All candidates agreed that, if elected, they would actively work to increase wages for the lowest paid workers in the district, including special education assistants and food service staff. However, opinions slightly diverged regarding how to recruit and retain qualified teachers. Vander Meulen thought teachers should earn more money and the district should cover health premiums.
Andrzejewski said the bottom line is “budget choices,” and more money should go into teachers' pockets directly, versus supplementary education materials.
“We don’t need a lot of newfangled, fancy things,” he said. “We need good teachers and we need to pay them well.”
Hughes reminded listeners that 85 percent of the district’s budget is already spent on salary and benefits, and the board should involve teachers in the compensation negotiation process.
“We can sit down and think if there is a better way to allocate that, and I think that we should, but it’s got to be a collaborative undertaking with our teachers,” he said.
Muldrow said the best way to tackle the teacher shortage was to make teaching more racially diverse and inclusive. She suggested the district “tackle how we hire teachers by looking at our students,” she said.
“What are students allowed to see themselves become?” she asked.
Toews and Carusi both agreed that the district needs improved working conditions for teachers. Toews told the audience that she visited the University of Wisconsin-Madison’s teaching program, and students were hesitant to apply to MMSD because of the low starting salary. She said the district needs to do more to “make sure (teachers) have a say in what their day looks like.”
Carusi acknowledged the teacher shortage, but was firm that she does not think the district should loosen hiring requirements to attract more applicants. She also pointed to MMSD’s behavior education plan as a focus area to improve teacher working conditions.
“We have to spend the money to make (the behavior education plan) work. We have to provide small class sizes and support in the school building,” she said. “To ensure that our teachers have safe working conditions where they can implement restorative practices effectively.”
Brien also asked candidates how they plan to deal with controversial issues. She highlighted the roll out of Personalized Pathways and the Educational Resource Officers' contract negotiations as recent examples of hot button issues.

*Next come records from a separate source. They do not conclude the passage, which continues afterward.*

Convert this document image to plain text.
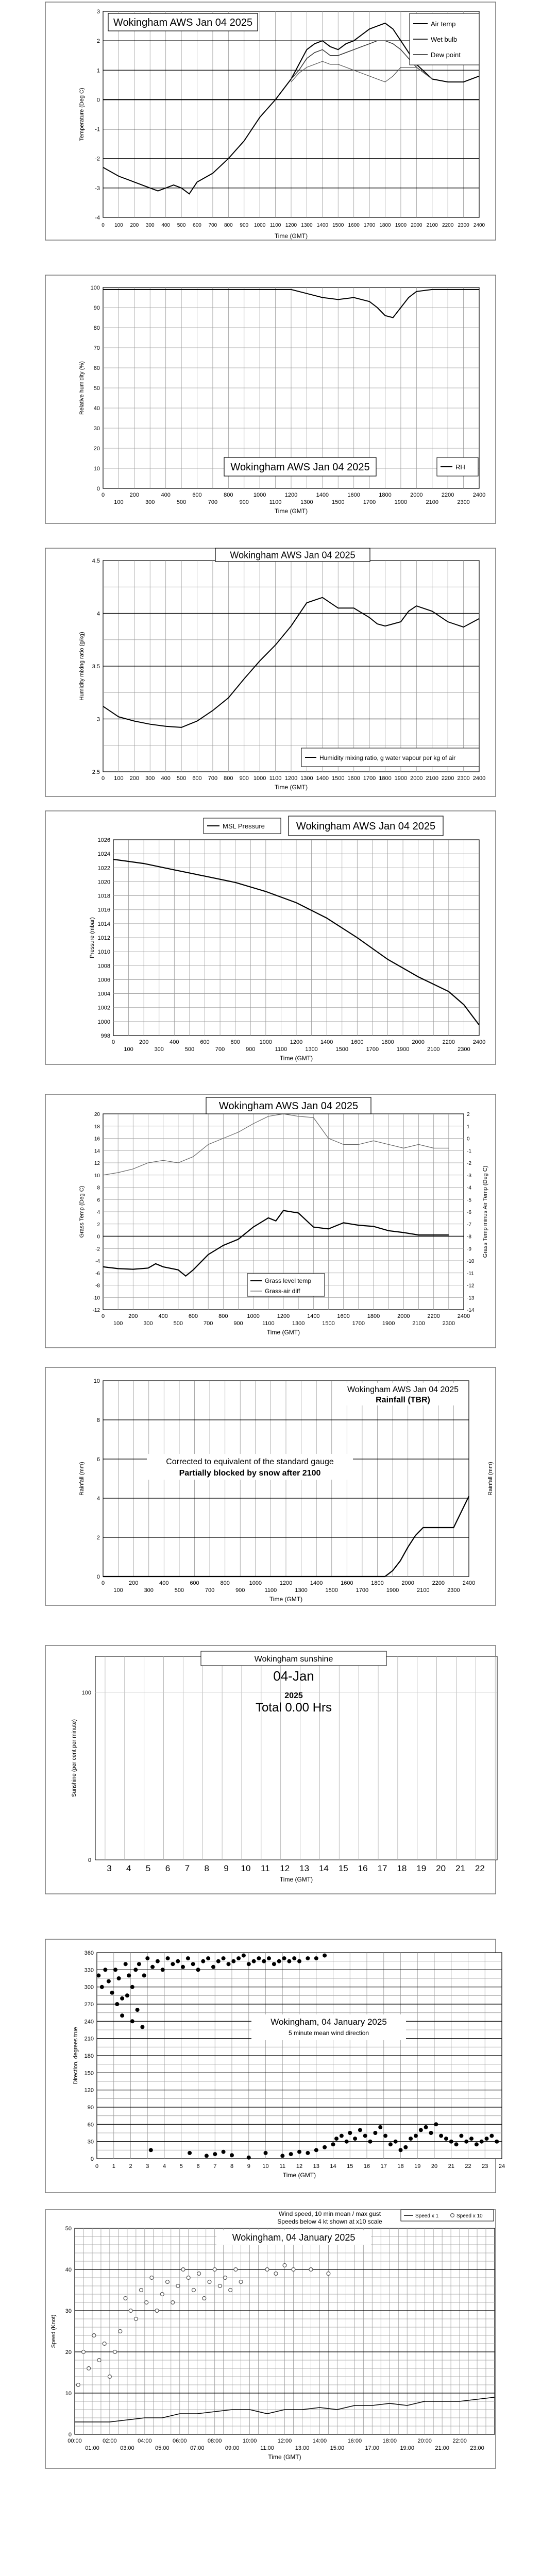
-4
-3
-2
-1
0
1
2
3
0 100 200 300 400 500 600 700 800 900 1000 1100 1200 1300 1400 1500 1600 1700 1800 1900 2000 2100 2200 2300 2400
Time (GMT)
Temperature (Deg C)
Wokingham AWS Jan 04 2025	Air temp
Wet bulb
Dew point
0
10
20
30
40
50
60
70
80
90
100
0	200	400	600	800	1000	1200	1400	1600	1800	2000	2200	2400
100	300	500	700	900	1100	1300	1500	1700	1900	2100	2300
Time (GMT)
Relative humidity (%)
Wokingham AWS Jan 04 2025	RH
2.5
3
3.5
4
4.5
0	200	400	600	800	1000	1200	1400	1600	1800	2000	2200	2400
100	300	500	700	900	1100	1300	1500	1700	1900	2100	2300
Time (GMT)
Humidity mixing ratio (g/kg)
Wokingham AWS Jan 04 2025
Humidity mixing ratio, g water vapour per kg of air
998
1000
1002
1004
1006
1008
1010
1012
1014
1016
1018
1020
1022
1024
1026
0	200	400	600	800	1000	1200	1400	1600	1800	2000	2200	2400
100	300	500	700	900	1100	1300	1500	1700	1900	2100	2300
Time (GMT)
Pressure (mbar)
MSL Pressure	Wokingham AWS Jan 04 2025
-12
-10
-8
-6
-4
-2
0
2
4
6
8
10
12
14
16
18
20
-14
-13
-12
-11
-10
-9
-8
-7
-6
-5
-4
-3
-2
-1
0
1
2
0	200	400	600	800	1000	1200	1400	1600	1800	2000	2200	2400
100	300	500	700	900	1100	1300	1500	1700	1900	2100	2300
Time (GMT)
Grass Temp (Deg C)	Grass Temp minus Air Temp (Deg C)
Wokingham AWS Jan 04 2025
Grass level temp
Grass-air diff
0
2
4
6
8
10
0	200	400	600	800	1000	1200	1400	1600	1800	2000	2200	2400
100	300	500	700	900	1100	1300	1500	1700	1900	2100	2300
Time (GMT)
Rainfall (mm)	Rainfall (mm)
Wokingham AWS Jan 04 2025
Rainfall (TBR)
Corrected to equivalent of the standard gauge
Partially blocked by snow after 2100
3 4 5 6 7 8 9 10 11 12 13 14 15 16 17 18 19 20 21 22
0
100
Time (GMT)
Sunshine (per cent per minute)
Wokingham sunshine
04-Jan
2025
Total 0.00 Hrs
0
30
60
90
120
150
180
210
240
270
300
330
360
0 1 2 3 4 5 6 7 8 9 10 11 12 13 14 15 16 17 18 19 20 21 22 23 24
Time (GMT)
Direction, degrees true
Wokingham, 04 January 2025
5 minute mean wind direction
0
10
20
30
40
50
00:00	02:00	04:00	06:00	08:00	10:00	12:00	14:00	16:00	18:00	20:00	22:00
01:00	03:00	05:00	07:00	09:00	11:00	13:00	15:00	17:00	19:00	21:00	23:00
Time (GMT)
Speed (Knot)
Wind speed, 10 min mean / max gust
Speeds below 4 kt shown at x10 scale
Wokingham, 04 January 2025
Speed x 1	Speed x 10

Carusi liked how the School Board handled the ERO question by forming an ad-hoc committee.
“I think it’s a model we can use to resolve other controversial issues in the district,” she said.
Muldrow said, if elected, she would work to bring more diverse voices to the table, including students and people that may not be able to make it to School Board meetings in person.

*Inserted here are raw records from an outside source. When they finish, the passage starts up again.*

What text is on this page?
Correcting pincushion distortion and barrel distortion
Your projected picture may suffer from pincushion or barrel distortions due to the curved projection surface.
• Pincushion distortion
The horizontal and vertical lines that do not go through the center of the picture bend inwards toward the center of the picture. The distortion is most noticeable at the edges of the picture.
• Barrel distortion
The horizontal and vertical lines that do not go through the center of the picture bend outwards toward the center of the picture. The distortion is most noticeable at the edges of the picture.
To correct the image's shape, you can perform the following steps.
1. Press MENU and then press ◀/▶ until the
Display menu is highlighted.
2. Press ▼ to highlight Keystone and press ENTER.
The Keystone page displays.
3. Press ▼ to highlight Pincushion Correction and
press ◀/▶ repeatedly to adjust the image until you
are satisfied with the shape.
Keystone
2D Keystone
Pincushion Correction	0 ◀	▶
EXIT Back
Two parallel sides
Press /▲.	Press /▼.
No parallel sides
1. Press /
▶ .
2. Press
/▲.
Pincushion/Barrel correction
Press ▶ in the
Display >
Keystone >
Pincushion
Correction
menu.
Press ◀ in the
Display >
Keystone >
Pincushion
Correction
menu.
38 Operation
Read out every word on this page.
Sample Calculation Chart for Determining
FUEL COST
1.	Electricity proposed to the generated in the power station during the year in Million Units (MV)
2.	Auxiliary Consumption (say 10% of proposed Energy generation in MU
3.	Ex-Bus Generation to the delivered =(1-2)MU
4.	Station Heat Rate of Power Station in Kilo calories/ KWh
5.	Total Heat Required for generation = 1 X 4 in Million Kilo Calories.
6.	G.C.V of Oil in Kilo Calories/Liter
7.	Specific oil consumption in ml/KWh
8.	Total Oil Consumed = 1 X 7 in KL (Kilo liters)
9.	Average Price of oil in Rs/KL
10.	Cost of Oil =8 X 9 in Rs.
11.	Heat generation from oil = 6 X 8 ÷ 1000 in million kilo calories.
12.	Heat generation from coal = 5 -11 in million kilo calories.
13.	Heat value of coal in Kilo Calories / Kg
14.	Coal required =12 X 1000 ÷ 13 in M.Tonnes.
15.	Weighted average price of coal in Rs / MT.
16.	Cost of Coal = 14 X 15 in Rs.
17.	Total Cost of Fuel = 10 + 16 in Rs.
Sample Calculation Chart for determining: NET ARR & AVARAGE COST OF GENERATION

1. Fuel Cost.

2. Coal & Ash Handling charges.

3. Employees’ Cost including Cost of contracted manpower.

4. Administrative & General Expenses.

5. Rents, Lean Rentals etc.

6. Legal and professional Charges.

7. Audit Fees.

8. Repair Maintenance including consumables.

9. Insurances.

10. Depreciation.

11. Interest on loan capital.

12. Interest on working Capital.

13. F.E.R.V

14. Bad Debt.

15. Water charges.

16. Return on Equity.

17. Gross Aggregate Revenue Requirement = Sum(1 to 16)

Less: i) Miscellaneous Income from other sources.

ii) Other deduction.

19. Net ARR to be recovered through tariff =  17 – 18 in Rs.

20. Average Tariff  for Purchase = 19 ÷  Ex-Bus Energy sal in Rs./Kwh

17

She asked, “How do we broaden and expand people’s ability to interact with the School Board and their schools?”
Toews said “listening to people with different opinions is one of the most important jobs of any elected official.” Speaking as a parent, she said that it is sometimes difficult to keep up with all the initiatives in the school district. If elected, she wants to develop a process for garnering community input about what issues the district should focus on.
“I would love to bring more focus to what we are working on. If we as a community can say ‘Here’s the one thing we have to get right over the next three years,’ let’s focus on that,” she said.
Andrzejewski echoed Toews’ sentiment about focus, saying that the district should direct its energy into teachers and focus less on grant-funded programs, like pathways.
“Our superintendent told us that she felt teachers were suffering from ‘initiative fatigue,’” he said. “If we are going to focus on teachers, let’s focus on teachers instead of hitting them over the head with one initiative after another.”
Hughes defended the board’s work, asserting that it is able to focus on more than one issue at a time. Hughes clarified that pathways started with grant funding, but the implementation process is in the district’s budget. While Hughes defended pathways’ merits, he said the board should critically evaluate the program after the first year.
“My view is that we ought to slow down on the pathways,” he said. “Right now, the proposal is we’ll get a second pathway going in the second year. I don’t think we should do that. I think we should stop and look at how the first pathway is working and talk to each of the high schools about a next pathway that makes sense for them.”
Vander Meulen said the board needs more transparency and accessibility to the public.
"We need our communities engaged," she said. "Why are we making people come to the board? The board should come to them."